Authors:

Ravi Nori

Yair Zaslavsky

Feature pages are design documents that developers have created while collaborating on oVirt.

Most of them are outdated, but provide historical design context.

They are not user documentation and should not be treated as such.

Documentation is available here.

Async Tasks improvements

Summary

This Wiki page is going to summarize required changes for Async Task mechanism.

The current design is still a draft. There are other ideas for design for the task manager. The motivations should guide us via the changes process.

Owner

Name: Yair Zaslavsky (Yair Zaslavsky)

Current status & Motivation

We should invest an ongoing effort to improve our Async Tasks mechanism at engine side. The following bullets present topics we should handle, based on current status + what we would like to obtain.

Modularization - all of Async Tasks code is located at BLL package. We should extract this to a different module/jar
Separation of the Async Tasks monitoring (i.e - job/step framework) from the Async Task Management part (AsyncTaskManager class and the VDSM tasks monitoring) - this should be revisited.
Task parameters - task parameters are actually parameters of parent commands that invoke the child commands that create the tasks. Upon endAction, there is a calculation at the parent command on the persisted parameters that re-creates the child command parameters and ends them as well.

This mechanism is too complex and is error prone. We should instead persist the commands and their parameters - have a commands table, and for each command keep its parameters.

Command objects are re-created at endAction stage - the commands are created using Reflection and the parameters that are associate with the task - once again, this is error prone.

We should reuse command objects, and consider having Commands repository (hold in memory structure to hold ) - commands should be retrieved and re-used from this in memory data structure using their identifier (i.e - command ID)

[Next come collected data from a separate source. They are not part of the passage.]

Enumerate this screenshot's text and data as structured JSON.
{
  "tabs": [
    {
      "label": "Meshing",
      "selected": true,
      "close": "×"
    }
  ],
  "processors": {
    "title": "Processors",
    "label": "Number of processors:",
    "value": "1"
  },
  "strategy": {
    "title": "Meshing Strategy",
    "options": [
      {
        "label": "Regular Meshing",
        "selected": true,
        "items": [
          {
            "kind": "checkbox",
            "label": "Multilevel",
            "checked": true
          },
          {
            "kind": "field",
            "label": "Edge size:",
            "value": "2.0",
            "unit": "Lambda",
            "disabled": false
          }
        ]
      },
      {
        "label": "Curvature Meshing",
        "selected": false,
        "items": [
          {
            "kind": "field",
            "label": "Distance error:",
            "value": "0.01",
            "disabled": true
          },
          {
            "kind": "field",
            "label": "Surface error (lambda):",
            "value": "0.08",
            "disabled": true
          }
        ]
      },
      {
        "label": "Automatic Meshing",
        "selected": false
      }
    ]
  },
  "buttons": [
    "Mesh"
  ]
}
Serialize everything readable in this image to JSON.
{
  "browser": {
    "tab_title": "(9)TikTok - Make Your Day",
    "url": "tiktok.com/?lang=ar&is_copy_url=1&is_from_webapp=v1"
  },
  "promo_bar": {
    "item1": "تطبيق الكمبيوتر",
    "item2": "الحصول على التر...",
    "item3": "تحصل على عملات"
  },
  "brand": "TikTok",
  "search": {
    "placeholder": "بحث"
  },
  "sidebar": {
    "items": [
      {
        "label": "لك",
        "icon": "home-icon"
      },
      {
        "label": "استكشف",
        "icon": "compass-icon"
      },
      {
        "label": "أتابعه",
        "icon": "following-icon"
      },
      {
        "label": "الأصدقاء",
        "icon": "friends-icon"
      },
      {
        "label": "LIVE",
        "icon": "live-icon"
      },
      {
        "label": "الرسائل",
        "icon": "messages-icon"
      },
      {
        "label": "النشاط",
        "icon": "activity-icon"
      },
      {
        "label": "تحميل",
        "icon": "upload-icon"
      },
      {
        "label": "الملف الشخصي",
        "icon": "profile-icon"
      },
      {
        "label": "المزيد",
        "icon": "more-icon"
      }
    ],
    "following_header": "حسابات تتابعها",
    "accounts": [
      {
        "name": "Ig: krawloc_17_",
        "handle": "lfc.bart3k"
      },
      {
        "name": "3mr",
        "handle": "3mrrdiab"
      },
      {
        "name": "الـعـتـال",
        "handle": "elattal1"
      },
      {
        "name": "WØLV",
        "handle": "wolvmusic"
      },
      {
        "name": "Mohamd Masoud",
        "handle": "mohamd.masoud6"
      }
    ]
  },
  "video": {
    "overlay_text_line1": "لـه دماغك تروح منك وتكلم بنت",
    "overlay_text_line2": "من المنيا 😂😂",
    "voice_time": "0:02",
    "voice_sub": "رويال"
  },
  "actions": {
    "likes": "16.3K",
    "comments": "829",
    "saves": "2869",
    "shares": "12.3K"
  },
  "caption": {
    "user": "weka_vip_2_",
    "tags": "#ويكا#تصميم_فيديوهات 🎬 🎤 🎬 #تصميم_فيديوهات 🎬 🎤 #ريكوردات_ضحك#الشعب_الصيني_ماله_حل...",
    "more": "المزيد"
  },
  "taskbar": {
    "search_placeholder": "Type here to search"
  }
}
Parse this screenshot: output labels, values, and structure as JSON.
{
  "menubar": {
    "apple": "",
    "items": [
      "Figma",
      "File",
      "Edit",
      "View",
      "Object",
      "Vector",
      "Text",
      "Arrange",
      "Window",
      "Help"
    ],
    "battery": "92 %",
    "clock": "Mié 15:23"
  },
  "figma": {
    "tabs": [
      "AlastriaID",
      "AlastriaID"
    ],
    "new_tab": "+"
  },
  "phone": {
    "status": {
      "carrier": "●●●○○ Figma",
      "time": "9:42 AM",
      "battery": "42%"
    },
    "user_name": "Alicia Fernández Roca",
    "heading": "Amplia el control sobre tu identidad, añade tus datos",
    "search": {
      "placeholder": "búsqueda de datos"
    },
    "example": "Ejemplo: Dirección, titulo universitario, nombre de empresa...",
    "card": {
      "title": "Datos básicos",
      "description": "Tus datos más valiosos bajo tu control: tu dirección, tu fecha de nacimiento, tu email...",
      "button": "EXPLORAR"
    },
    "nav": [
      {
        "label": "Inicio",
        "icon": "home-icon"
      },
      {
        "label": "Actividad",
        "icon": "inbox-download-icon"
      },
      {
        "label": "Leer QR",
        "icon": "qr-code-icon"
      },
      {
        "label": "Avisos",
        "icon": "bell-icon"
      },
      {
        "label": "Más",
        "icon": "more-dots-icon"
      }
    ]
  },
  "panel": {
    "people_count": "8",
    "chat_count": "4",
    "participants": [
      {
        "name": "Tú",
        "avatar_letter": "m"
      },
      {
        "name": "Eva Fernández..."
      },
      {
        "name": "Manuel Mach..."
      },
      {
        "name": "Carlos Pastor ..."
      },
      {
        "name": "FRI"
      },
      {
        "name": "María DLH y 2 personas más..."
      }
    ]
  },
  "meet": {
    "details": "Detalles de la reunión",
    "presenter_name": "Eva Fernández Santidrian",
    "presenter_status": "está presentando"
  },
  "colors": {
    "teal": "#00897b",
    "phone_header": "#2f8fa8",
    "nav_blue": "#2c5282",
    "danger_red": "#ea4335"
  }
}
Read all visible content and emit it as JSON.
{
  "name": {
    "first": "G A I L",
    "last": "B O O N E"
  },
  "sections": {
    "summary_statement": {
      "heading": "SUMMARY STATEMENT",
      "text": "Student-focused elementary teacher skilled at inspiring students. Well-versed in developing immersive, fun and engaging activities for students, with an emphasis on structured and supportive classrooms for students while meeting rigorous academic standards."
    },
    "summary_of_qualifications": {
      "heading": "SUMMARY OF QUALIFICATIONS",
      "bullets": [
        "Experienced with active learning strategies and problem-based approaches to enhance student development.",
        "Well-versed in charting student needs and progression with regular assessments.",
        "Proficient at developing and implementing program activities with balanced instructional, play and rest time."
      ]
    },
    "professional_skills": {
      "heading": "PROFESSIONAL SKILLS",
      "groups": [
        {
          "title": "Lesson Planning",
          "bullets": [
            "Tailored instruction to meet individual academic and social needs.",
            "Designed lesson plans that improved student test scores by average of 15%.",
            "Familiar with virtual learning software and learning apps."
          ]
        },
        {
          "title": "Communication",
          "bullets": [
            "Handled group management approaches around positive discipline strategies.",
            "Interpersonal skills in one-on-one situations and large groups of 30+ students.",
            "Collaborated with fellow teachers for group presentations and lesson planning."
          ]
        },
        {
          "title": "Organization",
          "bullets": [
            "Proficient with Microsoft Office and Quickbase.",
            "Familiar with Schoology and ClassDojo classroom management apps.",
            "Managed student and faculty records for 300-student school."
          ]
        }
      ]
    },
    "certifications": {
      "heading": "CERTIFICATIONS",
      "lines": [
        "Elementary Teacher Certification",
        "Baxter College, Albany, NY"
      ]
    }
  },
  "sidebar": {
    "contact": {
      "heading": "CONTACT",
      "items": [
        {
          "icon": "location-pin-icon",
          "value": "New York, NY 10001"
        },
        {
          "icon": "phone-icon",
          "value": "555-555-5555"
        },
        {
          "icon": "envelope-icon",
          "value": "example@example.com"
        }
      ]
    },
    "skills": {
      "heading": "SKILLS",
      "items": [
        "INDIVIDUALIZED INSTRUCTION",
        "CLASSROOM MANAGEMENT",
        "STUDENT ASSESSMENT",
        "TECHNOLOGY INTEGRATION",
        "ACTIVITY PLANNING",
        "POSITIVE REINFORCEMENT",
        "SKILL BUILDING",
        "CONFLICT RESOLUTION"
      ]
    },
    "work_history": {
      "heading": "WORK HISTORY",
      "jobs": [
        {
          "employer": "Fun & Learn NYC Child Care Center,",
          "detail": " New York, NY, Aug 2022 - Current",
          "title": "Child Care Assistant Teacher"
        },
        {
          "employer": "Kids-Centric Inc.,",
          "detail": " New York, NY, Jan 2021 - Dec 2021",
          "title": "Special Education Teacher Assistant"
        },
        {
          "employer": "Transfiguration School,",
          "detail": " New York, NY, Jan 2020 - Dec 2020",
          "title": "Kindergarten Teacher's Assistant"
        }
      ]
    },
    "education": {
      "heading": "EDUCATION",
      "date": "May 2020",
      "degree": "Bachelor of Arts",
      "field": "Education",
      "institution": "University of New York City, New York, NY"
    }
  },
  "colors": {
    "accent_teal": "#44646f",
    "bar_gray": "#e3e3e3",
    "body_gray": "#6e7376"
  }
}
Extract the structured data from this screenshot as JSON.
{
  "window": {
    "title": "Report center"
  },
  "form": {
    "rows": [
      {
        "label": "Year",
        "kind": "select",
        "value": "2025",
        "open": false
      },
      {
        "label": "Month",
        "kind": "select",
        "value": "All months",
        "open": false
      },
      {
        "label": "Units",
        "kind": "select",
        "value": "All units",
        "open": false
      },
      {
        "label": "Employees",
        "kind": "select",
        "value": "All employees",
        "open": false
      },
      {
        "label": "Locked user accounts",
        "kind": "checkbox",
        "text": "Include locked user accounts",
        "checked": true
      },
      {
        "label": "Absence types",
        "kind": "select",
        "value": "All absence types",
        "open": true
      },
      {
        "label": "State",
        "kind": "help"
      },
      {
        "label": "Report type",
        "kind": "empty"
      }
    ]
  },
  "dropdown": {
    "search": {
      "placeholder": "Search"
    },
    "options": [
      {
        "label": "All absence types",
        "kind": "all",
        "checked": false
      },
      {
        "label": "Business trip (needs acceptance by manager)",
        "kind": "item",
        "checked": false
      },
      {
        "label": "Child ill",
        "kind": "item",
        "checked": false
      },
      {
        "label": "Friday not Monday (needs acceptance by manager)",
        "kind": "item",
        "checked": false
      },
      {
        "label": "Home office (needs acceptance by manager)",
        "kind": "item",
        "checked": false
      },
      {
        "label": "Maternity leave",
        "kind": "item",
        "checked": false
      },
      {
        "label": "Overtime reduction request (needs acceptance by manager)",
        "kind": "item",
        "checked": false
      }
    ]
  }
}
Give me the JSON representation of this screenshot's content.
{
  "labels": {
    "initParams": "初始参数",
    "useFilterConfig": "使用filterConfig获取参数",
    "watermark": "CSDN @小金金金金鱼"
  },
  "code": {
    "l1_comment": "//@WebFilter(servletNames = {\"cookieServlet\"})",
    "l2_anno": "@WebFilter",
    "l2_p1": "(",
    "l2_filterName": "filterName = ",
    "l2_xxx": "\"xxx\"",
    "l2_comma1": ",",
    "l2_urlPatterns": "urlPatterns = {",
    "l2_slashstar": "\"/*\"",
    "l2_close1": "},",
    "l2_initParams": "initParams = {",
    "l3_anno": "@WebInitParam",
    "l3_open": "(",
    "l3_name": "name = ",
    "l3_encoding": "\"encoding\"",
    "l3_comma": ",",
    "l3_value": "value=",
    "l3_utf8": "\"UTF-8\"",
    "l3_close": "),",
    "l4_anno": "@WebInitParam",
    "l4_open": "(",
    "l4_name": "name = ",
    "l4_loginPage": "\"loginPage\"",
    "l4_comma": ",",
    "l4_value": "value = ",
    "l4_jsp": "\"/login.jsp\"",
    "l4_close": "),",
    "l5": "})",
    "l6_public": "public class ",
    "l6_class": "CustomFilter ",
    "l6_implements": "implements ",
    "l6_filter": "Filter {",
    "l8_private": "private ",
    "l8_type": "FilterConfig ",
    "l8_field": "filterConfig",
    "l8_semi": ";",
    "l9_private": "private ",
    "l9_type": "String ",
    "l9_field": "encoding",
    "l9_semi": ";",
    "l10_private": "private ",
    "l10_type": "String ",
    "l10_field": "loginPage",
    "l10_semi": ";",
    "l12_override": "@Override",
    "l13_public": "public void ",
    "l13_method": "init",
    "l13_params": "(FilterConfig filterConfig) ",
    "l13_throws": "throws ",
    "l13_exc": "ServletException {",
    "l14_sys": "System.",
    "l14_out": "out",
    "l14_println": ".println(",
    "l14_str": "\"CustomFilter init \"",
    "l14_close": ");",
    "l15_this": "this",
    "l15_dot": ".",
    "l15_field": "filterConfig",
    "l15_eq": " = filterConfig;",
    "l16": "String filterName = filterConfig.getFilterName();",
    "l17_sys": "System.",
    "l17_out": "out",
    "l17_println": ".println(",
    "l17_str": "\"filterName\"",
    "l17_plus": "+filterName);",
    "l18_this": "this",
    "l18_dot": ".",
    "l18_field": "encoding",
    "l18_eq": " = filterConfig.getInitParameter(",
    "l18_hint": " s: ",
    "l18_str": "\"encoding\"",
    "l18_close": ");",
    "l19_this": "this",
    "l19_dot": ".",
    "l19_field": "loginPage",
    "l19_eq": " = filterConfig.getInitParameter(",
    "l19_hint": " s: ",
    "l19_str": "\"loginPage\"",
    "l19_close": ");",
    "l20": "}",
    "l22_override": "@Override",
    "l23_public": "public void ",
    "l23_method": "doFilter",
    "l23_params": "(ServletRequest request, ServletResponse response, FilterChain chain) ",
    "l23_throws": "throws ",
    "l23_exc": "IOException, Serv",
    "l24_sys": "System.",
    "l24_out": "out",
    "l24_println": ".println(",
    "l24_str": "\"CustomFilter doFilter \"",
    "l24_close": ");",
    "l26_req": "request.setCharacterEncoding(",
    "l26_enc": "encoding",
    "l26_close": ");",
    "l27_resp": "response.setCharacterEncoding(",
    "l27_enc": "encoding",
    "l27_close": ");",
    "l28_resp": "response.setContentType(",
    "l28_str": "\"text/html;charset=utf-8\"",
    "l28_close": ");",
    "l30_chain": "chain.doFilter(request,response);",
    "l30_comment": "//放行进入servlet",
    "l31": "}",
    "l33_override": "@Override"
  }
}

Simultaneous command group vs sequential execution - Currently we have the live storage migration feature which uses the serial execution mechanism - the code of this mechanism should be modified according to other improvements that are suggested in this page.
Provide a mechanism for a command to know the number of tasks it is supposed to create - see this bug in order to not have a “premature end” of commands.
Handling compensation issues with Async Tasks - for example - https://bugzilla.redhat.com/show_bug.cgi?id=873697 (although marked as closed wontfix we should revisit this issue - and make sure that endCommand does not rely on information which may reside at compensation table)
Support backwards compatibility of command parameters - currently, due to the fact that Java is strongly typed + we have a hierarchy of command parameters. Changes to parameters classes may yield problems when performing system upgrade in cases where parameters information is persisted based on old parameters class structure, and needs to be deserialized in newer version with newer code of the class.

Details

This section will provide more details on the highlights explained above.

Modularization and interfaces

oVirt Engine is dividing into modules. The Async Task Manager code is concentrated mainly in the following modules:

Common - holds the AsyncTasks entity
VdsBroker - holds the communication broker to VDSM + the types of VDS verbs that create tasks.
DAL - holds the DAOs (AsyncTaskManagerDao, JobDao, StepDao)
BLL - the Business logic module that holds the Task Manager code and logic (Adding tasks, Polling, Command completion based on task completion logic and more)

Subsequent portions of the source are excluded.